Bagikan:

JAKARTA - Rencana pemerintah menaikkan tarif royalti batu bara mendapat tanggap positif dari Ketua Asosiasi Pertambangan Batu Bara Indonesia (APBI) Hendra Sinadia.

Ia mengungkapkan pihaknya memahami keinginan pemerintah untuk meningkatkan penerimaan negara bagi pemegang Izin Usaha IUPK OP eks-PKP2B dan tidak keberatan jika pemerintah menaikkan tarif royalti.

"Karena itu juga amanat UU Minerba.
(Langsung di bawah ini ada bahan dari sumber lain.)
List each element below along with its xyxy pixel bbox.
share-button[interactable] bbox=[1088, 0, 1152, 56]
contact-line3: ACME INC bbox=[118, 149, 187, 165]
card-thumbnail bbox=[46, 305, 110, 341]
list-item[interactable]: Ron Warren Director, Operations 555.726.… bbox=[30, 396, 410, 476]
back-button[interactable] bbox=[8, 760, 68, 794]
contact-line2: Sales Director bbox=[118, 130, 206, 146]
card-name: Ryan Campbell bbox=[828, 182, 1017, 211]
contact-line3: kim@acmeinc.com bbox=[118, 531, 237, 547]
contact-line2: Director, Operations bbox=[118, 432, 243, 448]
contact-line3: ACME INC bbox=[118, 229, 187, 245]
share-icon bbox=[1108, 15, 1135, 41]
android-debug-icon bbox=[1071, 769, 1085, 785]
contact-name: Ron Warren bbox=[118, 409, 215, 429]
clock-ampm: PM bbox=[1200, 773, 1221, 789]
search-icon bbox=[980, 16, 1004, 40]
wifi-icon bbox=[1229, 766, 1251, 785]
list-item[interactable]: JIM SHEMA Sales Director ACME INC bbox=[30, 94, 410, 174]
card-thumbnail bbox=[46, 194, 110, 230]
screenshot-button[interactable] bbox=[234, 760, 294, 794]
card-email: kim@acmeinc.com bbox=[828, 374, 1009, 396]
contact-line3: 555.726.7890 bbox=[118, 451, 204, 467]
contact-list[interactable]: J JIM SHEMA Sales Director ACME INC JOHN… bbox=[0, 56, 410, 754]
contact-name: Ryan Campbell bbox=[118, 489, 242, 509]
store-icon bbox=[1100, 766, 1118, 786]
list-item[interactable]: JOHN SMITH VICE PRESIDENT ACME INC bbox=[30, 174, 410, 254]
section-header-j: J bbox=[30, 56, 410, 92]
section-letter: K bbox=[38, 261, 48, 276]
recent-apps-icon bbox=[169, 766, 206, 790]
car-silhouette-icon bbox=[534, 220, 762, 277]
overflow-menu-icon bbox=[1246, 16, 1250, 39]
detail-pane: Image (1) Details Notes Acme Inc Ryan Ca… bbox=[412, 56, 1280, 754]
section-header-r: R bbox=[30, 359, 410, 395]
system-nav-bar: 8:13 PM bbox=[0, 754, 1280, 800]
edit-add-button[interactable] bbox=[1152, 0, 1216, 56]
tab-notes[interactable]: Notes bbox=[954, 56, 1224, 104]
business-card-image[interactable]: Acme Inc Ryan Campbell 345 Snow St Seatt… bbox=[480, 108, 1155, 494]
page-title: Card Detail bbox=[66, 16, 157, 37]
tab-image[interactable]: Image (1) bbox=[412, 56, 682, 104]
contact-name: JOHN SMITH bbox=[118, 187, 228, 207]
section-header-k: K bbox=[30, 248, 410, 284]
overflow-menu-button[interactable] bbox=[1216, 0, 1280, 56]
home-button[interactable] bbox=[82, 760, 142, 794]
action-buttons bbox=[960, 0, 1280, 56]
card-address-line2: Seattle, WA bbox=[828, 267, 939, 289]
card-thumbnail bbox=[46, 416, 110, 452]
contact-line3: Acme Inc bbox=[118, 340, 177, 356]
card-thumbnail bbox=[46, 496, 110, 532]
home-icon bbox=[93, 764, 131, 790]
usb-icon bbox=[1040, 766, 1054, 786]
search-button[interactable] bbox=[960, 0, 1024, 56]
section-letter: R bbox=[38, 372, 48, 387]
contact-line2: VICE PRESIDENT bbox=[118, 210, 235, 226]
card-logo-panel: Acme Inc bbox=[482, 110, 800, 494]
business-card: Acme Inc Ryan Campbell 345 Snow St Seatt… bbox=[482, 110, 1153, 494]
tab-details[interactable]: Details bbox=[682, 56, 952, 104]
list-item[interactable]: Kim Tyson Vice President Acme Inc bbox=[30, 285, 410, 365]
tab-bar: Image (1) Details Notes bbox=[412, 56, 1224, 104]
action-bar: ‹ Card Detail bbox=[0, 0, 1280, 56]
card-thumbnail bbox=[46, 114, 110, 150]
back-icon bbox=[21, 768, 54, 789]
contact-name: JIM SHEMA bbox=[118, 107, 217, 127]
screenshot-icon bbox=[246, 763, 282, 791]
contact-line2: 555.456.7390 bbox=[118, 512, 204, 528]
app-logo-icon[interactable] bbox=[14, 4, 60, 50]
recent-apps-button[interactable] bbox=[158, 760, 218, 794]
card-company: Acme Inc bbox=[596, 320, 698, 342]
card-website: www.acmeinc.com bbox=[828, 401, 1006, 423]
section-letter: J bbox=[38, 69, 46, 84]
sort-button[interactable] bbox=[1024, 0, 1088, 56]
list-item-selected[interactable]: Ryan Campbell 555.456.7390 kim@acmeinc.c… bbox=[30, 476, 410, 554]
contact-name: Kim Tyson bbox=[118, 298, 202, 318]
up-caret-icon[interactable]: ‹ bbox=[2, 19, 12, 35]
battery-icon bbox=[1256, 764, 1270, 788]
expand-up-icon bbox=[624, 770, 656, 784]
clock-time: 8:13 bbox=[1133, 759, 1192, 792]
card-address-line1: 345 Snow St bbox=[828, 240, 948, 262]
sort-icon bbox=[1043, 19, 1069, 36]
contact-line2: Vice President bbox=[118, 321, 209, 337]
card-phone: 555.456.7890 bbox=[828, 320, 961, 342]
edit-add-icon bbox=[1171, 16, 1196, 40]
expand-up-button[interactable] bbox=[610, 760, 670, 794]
Tapi kenaikan tarif tersebut seharusnya masih dalam batas kemampuan perusahaan, yang mana kita perlu lihat outlook ke depan usaha batu bara juga tantangan makin berat," ujarnya kepada VOI, Kamis 10 Maret.

Ia juga meminta pemerintah untuk mempertimbangkan kendala-kendala yang akan dihadapi pengusaha seperti tambang-tambang bekas Perjanjian Karya Pengusahaan Pertambangan Batubara (PKP2B) yang sudah berusia lebih dari 30 tahun.

"Tentu saja biaya produksinya akan semakin meningkat dan membebani perusahaan," imbuhnya.

Hendra melanjutkan, meskipun dua tahun belakangan ini average selling price terbilang cukup tinggi, kebijakan untuk menaikkan tarif royalti perlu melihat jangka panjang agar perusahaan bisa bertahan di tengah era transisi energi dan ketahanan energi bisa tetap terjaga.

"Di sisi lain negara juga bisa mendapat manfaat dari sisi penerimaan negara," ucapnya.

Ia mengungkapkan akan ada dua Peraturan Pemerintah (PP) yang diterbitkan terkait pengaturan tarif royalti batubara revisi PP 91/2018 tentang Penerimaan Negara Bukan Pajak (PNBP) yang akan mengatur tentang tarif royalti batu bara bagi pemegang IUP, dan PP tentang Perlakuan Perpajakan Industri Batubara yang akan mengatur tarif royalti bagi pemegang IUPK OP.

Hendra membeberkan, saat ini tarif royalti pemegang PKP2B atau generasi 1, 2, dan 3 sebesar 13.5 persen. Sedangkan bagi pemegang IUP tarifnya bervariasi, 3 persen, 5 persen dan 7 persen berdasarkan kalori batu bara yang dihasilkan.